Ihr plant Euren nächsten Urlaub und wollt unbedingt die Landessprache lernen, um mit Einheimischen leichter ins Gespräch zu kommen? Dann probiert das: Die Birkenbihl-Methode zum gehirn-gerechten Sprachenlernen. Die Expertin Karin Holenstein hat mir verraten, wie es funktioniert – ganz ohne Vokabeln pauken.
Es klingelt, angestrengtes Stühlerücken, das gelöste Gebrabbel verstummt, Doppelstunde Englisch: Wie habe ich es gehasst. Vokabeln lernen, Lückentexte ausfüllen, Grammatik üben bis uns das simple past aus den Ohren quoll. Vorm Sprechen scheute ich trotz all der gut gemeinten Theorie zurück. Wann immer ich unbekanntes Sprachterritorium betrat, fühlte ich mich zuerst unsicher und dann vor allem unwohl.
Erquickliche Momente gab es natürlich auch, die waren nur selten. Wir haben Liedtexte übersetzt, das hat gefetzt. Nur habe ich seitdem ein traumatisches Verhältnis zu Pink Floyds “Another brick in the wall”.
Einfach Vokabeln lernen: Fremdsprache – ungeahnte Gallaxie
ألا فأبعدوني عن الحكمة التي لا تبكي و عن الفلسفة التي لا تضحك و عن العظمة التي لا تحني رأسها أمام الأطفال
Khalil Girban, libanesisch-amerikanischer Maler, Philosoph und Dichter
Kann jemand von Euch das entschlüsseln? Mir gelänge es nicht, wenn ich nicht wüsste, was es heißt. Ich will Euch nicht im Unklaren lassen, darum hier die Übersetzung: Halt mich fern von der Weisheit, die nicht weint, von der Philosophie, die nicht lacht, und von der Größe, die sich nicht vor Kindern verneigt.
Arabisch ist eine Sprache zu der ich keinerlei Assoziationen habe, mal ganz abgesehen von einer Geheimschrift, die für mich mehr nach Kunst als nach Code aussieht. Ich kann höchstens raten, welches Wort was bedeutet und fühle mich heillos überfordert.
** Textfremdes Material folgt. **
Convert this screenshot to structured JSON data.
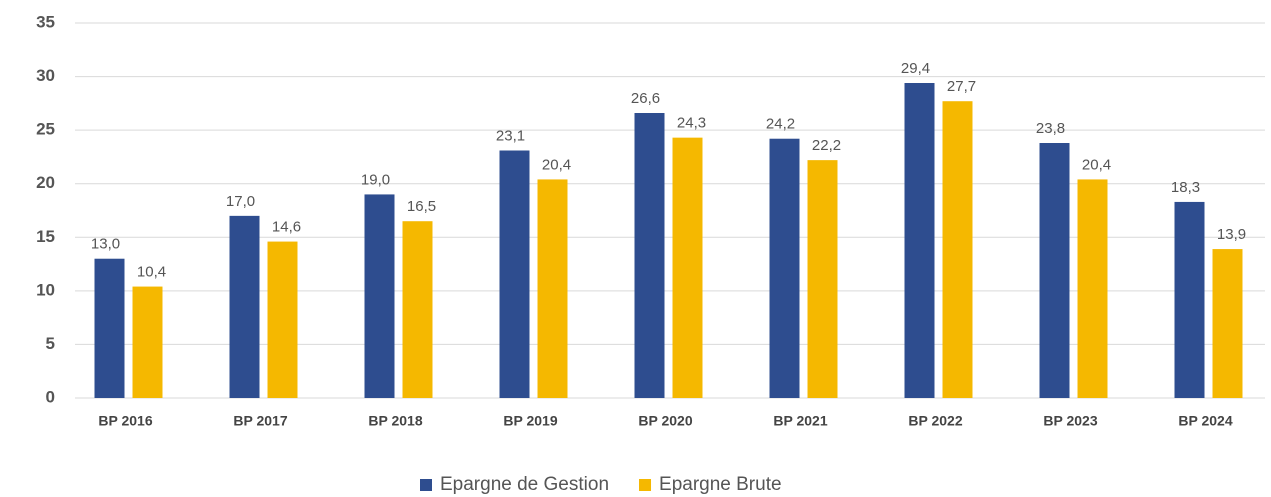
{
  "chart_data": {
    "type": "bar",
    "categories": [
      "BP 2016",
      "BP 2017",
      "BP 2018",
      "BP 2019",
      "BP 2020",
      "BP 2021",
      "BP 2022",
      "BP 2023",
      "BP 2024"
    ],
    "series": [
      {
        "name": "Epargne de Gestion",
        "color": "#2e4d8f",
        "values": [
          13.0,
          17.0,
          19.0,
          23.1,
          26.6,
          24.2,
          29.4,
          23.8,
          18.3
        ],
        "value_labels": [
          "13,0",
          "17,0",
          "19,0",
          "23,1",
          "26,6",
          "24,2",
          "29,4",
          "23,8",
          "18,3"
        ]
      },
      {
        "name": "Epargne Brute",
        "color": "#f5b800",
        "values": [
          10.4,
          14.6,
          16.5,
          20.4,
          24.3,
          22.2,
          27.7,
          20.4,
          13.9
        ],
        "value_labels": [
          "10,4",
          "14,6",
          "16,5",
          "20,4",
          "24,3",
          "22,2",
          "27,7",
          "20,4",
          "13,9"
        ]
      }
    ],
    "ylim": [
      0,
      35
    ],
    "yticks": [
      0,
      5,
      10,
      15,
      20,
      25,
      30,
      35
    ],
    "grid": true,
    "legend": "bottom"
  }
}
Würde ich einen Sprachkurs besuchen, müsste ich trotz meiner Hemmungen schon in der ersten Stunde arabische Begrüßungsformeln sprechen, dabei fühle ich mich noch gar nicht bereit dafür. Das gilt natürlich auch dann, wenn wir in der Lage sind die neue Fremdsprache zu entziffern. Hören, verstehen und selber reden sind drei verschiedene Baustellen. Weil das oft nicht beachtet wird, breitet sich selbst bei den Motivierten an diesem Punkt ein Gefühl der Unzulänglichkeit aus: Vielleicht bin ich einfach zu doof oder kein Sprachtalent, flüstert es im Hinterkopf.
Erschreckend viele geben ihr Vorhaben in diesem frühen Stadium auf: zu zeitaufwendig, zu kompliziert, kaum Erfolgserlebnisse. Die Abbrecherquote bei Sprachkursen liegt deswegen bei bis zu 90 Prozent.
Doch Rettung ist nah, denn es gibt Wege, eine neue Sprache zu lernen und sich trotzdem in seiner Haut wohlzufühlen. Die Methode, die ich Euch hier vorstellen will, passt sich der Funktionsweise unseres Gehirns an. Sie macht uns weniger abhängig von der Hilfe eines Sprachgottes und gibt damit die Verantwortung für unseren Lernerfolg an uns zurück. So haben wir selbst in der Hand, wann wir was und wie viel davon lernen.
Einfach Vokabeln lernen: Sprachen lernen mit der Birkenbihl-Methode
Vera F. Birkenbihl coachte nicht nur Manager, sondern beschäftigte sich zeitlebens mit unserem Denken, dem Gedächtnis, der Funktionsweise unseres Gehirns und spielerischer Wissensvermittlung. Guckt Euch eins ihrer spannenden Videos an und Ihr werdet sehen, die Frau hat wirklich was auf dem Kasten.
Ihre selbst entwickelte Methode gehirn-gerechten Sprachenlernens ist wahrscheinlich das größte Geschenk, dass sie uns nach ihrem Tog hinterlassen hat, aber seht selbst. Sie unterscheidet Lernen von sturem Pauken und erklärt gleich, warum wir an unserem Gehirn vorbeiarbeiten, wenn wir Vokabeln büffeln.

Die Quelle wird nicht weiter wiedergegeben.